Da ich ja jetzt schon eine Weile Musik produziere – 2004 oder 2005 angefangen mit Rap-Beats über Minimal und Deep House und jetzt zu Melodic House und Techno –, konnte ich einiges ausprobieren und habe nach und nach meinen eigenen Sound entwickelt. Mit der Zeit bekommt man ein Gefühl dafür, welche Musik ins Ohr geht und auf der Tanzfläche funktioniert. Ich bin kein Fan davon, zehnmal den an sich gleichen Track „etwas anders“ zu produzieren, nur damit alles von mir ähnlich klingt bzw. etwas entsteht, was dann für meinen Sound steht.
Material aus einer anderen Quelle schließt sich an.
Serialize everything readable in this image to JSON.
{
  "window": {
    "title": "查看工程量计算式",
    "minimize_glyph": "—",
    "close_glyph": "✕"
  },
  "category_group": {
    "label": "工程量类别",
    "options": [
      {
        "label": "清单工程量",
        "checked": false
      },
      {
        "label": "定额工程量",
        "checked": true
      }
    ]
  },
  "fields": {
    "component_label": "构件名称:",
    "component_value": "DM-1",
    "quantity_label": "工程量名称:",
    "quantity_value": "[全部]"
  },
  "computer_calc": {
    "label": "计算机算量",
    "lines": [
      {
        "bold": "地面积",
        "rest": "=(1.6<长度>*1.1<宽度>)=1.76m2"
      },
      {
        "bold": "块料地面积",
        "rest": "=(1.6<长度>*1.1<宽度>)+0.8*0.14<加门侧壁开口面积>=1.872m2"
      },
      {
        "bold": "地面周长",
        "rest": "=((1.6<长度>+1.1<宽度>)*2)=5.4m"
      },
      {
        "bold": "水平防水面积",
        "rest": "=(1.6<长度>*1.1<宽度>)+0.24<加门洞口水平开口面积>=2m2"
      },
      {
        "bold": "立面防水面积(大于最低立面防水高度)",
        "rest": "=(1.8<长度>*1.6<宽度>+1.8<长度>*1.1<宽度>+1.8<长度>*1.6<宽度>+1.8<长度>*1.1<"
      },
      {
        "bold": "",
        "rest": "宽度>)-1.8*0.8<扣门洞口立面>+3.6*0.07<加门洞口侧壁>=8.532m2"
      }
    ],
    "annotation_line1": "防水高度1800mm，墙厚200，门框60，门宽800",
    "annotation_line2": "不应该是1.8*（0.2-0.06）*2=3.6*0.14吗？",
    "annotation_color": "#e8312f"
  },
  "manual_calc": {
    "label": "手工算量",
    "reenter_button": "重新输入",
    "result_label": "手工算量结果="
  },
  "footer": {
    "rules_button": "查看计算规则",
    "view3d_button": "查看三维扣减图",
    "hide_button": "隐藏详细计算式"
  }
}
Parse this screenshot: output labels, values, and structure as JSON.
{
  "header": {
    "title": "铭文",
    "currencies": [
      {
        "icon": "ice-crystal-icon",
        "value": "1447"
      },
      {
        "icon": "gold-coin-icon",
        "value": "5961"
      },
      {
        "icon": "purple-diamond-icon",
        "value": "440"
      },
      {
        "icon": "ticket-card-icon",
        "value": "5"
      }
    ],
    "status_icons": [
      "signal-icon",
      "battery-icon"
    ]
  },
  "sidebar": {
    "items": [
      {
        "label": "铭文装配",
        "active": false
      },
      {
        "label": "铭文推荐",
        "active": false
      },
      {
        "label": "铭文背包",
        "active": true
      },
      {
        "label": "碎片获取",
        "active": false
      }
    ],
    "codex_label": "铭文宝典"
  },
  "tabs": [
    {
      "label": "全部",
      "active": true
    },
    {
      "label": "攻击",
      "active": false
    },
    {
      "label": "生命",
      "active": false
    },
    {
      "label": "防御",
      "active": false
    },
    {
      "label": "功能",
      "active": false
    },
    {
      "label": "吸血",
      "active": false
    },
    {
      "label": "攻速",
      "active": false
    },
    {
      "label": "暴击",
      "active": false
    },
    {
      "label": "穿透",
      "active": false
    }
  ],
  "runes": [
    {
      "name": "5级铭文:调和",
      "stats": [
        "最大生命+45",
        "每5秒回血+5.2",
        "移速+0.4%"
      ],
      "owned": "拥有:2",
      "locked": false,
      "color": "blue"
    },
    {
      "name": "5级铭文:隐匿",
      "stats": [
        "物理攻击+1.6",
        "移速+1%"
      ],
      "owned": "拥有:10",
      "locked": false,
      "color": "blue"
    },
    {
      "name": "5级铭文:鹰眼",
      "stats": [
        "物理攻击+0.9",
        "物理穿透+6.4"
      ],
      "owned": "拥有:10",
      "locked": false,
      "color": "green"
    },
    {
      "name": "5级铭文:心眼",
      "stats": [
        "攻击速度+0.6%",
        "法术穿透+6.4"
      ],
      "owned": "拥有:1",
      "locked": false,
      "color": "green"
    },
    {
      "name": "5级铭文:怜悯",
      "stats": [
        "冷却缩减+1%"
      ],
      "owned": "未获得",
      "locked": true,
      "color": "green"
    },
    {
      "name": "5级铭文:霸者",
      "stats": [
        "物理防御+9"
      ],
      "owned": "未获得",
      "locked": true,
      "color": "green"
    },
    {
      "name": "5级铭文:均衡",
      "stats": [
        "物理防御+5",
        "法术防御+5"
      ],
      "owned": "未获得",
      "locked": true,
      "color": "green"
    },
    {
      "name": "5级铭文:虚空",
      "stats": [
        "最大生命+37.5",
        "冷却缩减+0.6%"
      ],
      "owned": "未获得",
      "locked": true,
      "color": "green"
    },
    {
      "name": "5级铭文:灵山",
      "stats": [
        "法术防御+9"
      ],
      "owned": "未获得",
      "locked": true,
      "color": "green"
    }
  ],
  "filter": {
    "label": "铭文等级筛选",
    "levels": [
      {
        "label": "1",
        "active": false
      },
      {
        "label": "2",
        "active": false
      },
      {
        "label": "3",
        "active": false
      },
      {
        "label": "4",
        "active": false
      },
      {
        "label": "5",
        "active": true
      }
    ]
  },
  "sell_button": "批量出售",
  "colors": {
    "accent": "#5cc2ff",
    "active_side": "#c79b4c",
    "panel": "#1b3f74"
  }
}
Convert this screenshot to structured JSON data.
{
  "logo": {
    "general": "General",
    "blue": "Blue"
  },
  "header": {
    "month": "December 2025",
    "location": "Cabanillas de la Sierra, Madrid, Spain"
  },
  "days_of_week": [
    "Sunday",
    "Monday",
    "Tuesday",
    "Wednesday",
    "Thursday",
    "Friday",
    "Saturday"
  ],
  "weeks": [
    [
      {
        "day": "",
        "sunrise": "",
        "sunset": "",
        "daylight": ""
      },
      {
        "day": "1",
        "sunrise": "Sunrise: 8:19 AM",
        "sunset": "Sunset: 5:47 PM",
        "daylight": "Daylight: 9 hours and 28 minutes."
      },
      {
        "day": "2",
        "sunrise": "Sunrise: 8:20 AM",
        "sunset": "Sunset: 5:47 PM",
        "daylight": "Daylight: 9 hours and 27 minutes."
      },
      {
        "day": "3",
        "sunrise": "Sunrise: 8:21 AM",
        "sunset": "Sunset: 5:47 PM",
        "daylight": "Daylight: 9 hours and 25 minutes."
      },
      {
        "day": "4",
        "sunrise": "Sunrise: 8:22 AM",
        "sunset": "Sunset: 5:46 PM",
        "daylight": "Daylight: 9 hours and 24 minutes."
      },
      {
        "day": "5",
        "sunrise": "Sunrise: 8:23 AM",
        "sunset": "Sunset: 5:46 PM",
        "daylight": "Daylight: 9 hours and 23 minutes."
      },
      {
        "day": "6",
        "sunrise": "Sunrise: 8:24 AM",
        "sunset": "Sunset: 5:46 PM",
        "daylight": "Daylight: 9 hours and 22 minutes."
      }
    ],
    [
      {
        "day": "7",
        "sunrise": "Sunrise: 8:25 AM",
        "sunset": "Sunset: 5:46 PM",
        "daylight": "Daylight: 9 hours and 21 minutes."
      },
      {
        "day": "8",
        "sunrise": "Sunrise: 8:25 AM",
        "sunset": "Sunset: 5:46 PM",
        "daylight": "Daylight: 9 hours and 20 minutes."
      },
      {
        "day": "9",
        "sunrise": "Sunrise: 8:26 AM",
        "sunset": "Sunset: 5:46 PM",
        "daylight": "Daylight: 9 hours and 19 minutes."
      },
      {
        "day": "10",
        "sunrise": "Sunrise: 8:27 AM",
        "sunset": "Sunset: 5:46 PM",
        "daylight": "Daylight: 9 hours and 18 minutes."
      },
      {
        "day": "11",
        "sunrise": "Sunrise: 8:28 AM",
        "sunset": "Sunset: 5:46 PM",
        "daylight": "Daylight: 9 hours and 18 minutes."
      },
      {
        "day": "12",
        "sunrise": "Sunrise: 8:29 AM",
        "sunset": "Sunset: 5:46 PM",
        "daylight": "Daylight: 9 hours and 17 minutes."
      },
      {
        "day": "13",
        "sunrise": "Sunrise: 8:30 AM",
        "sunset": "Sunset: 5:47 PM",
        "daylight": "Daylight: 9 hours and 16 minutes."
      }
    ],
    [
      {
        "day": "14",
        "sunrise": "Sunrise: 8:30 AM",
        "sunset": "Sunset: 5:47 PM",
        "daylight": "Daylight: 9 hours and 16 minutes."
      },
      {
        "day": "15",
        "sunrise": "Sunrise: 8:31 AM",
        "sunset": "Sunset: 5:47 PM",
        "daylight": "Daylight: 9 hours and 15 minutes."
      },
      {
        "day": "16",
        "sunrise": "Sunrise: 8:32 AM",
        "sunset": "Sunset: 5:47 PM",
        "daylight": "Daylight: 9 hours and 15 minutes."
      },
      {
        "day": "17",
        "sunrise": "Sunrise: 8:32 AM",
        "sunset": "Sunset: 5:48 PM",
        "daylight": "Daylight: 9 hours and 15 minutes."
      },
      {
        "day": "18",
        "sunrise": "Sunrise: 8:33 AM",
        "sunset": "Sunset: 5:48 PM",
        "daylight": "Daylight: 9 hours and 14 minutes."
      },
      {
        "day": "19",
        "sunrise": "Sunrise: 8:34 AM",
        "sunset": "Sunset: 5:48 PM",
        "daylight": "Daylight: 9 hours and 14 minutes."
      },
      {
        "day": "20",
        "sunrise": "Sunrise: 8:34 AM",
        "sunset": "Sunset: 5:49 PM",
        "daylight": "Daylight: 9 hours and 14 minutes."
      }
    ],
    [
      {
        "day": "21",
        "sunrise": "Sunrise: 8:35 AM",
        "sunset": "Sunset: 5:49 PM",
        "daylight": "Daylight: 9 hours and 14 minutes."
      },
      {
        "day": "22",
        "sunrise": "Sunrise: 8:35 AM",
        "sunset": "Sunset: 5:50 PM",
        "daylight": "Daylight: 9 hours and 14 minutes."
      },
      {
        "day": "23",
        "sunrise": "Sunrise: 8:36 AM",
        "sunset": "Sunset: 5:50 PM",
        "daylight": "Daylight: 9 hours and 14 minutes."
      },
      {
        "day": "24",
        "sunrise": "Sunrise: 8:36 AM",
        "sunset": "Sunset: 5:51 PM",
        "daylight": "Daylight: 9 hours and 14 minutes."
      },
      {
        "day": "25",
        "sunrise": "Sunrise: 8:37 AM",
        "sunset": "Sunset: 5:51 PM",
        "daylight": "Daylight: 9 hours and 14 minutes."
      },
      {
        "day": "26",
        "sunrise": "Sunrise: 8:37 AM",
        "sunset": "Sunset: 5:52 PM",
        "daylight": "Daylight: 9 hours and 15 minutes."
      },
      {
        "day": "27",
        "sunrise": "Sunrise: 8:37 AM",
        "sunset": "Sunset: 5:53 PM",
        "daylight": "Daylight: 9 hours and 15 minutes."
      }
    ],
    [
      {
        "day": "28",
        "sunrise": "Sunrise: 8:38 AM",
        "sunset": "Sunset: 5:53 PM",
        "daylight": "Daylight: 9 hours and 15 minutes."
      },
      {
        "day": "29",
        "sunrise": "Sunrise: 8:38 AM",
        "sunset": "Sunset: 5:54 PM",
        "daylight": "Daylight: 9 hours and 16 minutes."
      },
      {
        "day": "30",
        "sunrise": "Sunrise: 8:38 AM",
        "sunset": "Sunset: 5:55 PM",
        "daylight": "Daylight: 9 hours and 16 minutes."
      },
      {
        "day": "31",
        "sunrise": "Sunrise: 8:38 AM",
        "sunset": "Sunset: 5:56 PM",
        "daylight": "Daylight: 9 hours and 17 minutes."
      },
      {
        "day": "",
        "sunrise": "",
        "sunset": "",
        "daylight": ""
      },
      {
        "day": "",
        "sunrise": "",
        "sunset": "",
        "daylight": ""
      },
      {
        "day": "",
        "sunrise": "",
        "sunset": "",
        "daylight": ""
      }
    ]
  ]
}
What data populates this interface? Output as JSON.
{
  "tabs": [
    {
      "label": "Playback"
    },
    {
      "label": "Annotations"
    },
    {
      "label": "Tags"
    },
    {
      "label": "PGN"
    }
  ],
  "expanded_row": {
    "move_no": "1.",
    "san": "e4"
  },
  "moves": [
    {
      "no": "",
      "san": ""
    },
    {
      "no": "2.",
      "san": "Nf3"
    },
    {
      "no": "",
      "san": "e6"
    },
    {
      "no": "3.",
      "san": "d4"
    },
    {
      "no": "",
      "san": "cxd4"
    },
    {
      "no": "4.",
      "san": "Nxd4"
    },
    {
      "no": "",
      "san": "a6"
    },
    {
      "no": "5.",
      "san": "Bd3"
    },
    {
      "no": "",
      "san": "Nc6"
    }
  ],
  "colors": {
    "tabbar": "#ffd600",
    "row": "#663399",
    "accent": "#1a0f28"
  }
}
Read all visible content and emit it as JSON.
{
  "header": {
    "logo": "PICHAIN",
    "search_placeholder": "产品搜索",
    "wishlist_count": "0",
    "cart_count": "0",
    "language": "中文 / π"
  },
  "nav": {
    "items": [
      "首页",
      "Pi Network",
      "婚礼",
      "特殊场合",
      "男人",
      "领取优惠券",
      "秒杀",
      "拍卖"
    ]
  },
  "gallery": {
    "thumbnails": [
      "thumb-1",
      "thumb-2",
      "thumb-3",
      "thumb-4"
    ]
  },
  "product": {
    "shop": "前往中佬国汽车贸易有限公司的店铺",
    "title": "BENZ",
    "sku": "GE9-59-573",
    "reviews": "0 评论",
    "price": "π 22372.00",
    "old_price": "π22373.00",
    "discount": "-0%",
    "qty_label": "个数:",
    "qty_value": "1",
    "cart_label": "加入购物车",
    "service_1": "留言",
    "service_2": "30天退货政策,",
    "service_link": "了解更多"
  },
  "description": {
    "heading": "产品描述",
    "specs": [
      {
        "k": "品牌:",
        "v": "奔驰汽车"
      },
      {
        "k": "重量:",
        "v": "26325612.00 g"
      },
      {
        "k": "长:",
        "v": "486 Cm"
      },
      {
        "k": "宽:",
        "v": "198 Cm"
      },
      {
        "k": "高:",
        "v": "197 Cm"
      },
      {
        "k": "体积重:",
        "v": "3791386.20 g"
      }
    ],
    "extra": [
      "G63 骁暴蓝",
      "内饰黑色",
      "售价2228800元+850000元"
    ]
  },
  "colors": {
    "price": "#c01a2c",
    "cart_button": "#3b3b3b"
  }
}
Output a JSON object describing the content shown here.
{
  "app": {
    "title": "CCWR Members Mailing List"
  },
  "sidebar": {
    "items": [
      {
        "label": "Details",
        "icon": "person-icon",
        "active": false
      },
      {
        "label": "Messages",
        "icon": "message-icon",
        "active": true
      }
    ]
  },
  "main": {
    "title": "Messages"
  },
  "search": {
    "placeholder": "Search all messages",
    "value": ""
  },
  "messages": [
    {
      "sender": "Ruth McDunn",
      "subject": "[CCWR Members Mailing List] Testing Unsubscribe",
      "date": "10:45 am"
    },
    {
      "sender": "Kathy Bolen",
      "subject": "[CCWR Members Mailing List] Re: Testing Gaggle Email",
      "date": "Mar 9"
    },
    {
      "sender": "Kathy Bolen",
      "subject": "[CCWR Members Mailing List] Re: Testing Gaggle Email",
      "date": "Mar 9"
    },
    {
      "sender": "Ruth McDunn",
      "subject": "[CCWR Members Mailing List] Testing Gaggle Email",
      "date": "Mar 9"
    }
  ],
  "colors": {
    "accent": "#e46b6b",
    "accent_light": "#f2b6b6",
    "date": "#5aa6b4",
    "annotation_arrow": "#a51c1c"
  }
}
Ich liebe es einfach, eine Vielfalt an – ja, man könnte sagen – unterschiedlichen Tracks zu produzieren. Nur so können verschiedene Emotionen und Gefühle ausgedrückt und dann wiederum von den Hörern wahrgenommen werden. Mit Musik kann man so vieles ausdrücken; mal ist sie fröhlich, energetisch, mal eher düster, melancholisch. Es wäre wirklich schade, wenn das nicht so wäre. Ich denke, meinen Sound zeichnet genau diese Vielfalt aus, wobei die Arrangements, der Aufbau und bestimmte Breaks ebenso wie treibende, schnelle Drums und Basslines unverkennbar die Matchy-DNA tragen.

Wie hat sich deine Arbeit im Studio im Verlauf der letzten Monate und Jahre verändert?

In technischer Hinsicht eigentlich nicht sonderlich, eher von der Herangehensweise. Ich habe nie einen Hehl daraus gemacht, dass ich nicht viel Hardware einsetze, außer mal den Nord Lead oder beispielsweise den Moog Sub37. Ich produziere meine Tracks, was die melodischen Elemente angeht, fast ausschließlich mit dem Diva-Synthesizer, Ultra Analog, Synthmaster und Tal Bassline 101. Ich genieße die Mobilität durch das digitale Produzieren. Man kann sehr einfach auch mal unterwegs, zum Beispiel im Zug, mit einem kleinen Midi-Keyboard an einem Track arbeiten oder sich mit anderen Künstlern für eine Kollaboration das Projekt hin- und herschicken. Mittlerweile konzentriere ich mich voll und ganz auf die Produktion und Komposition. Wenn ich einen Track fertig habe, mische ich diesen nicht mehr selbst, sondern mixe und mastere ihn mit meinem Kumpel Felix in gemeinsamen Sessions. Es ist wirklich super, noch mal mit vier Ohren über den Track zu hören und jemanden zu haben, der das Beste aus dem Klangbild herausholt. Mit den richtigen Plugins und ein paar gekonnten Handgriffen wird, trotz digitaler Produktion, ein schöner, warmer und analoger Klang erzeugt.

Was steht für das restliche Jahr auf deiner Agenda?

Erst mal freue ich mich jetzt auf die zahlreichen Festivals. Parallel werde ich noch viel im Studio arbeiten. Drei neue EPs sind fast fertig und dann steht anschließend alles im Zeichen des Live-Sets. Das dürfte allerdings etwas dauern und wird wohl auch Hand in Hand mit den Produktionen für mein erstes Album gehen.

Dann freuen wir uns schon jetzt auf Live-Set und Album. Eine letzte Frage: Was spielt bei dir aktuell, abseits von Musik und Party, eine große Rolle bzw. womit verbringst du deine Zeit?

Von klein auf war Musik ein großer Teil meines Lebens, da ich als Kind schon Klavier gespielt, aber auch immer sehr gerne Musik gehört habe. Daher beschäftige ich mich auch jetzt noch viel und gerne mit Musik, auch abseits von Club und Studio, und mein Umfeld und meine Freunde teilen dieses Interesse. Sonst genieße ich aber auch einfach den Sommer und die Zeit, die man draußen verbringen kann – egal, ob mit Eis, Wein oder kühlem Bierchen im Park oder in einer Bar.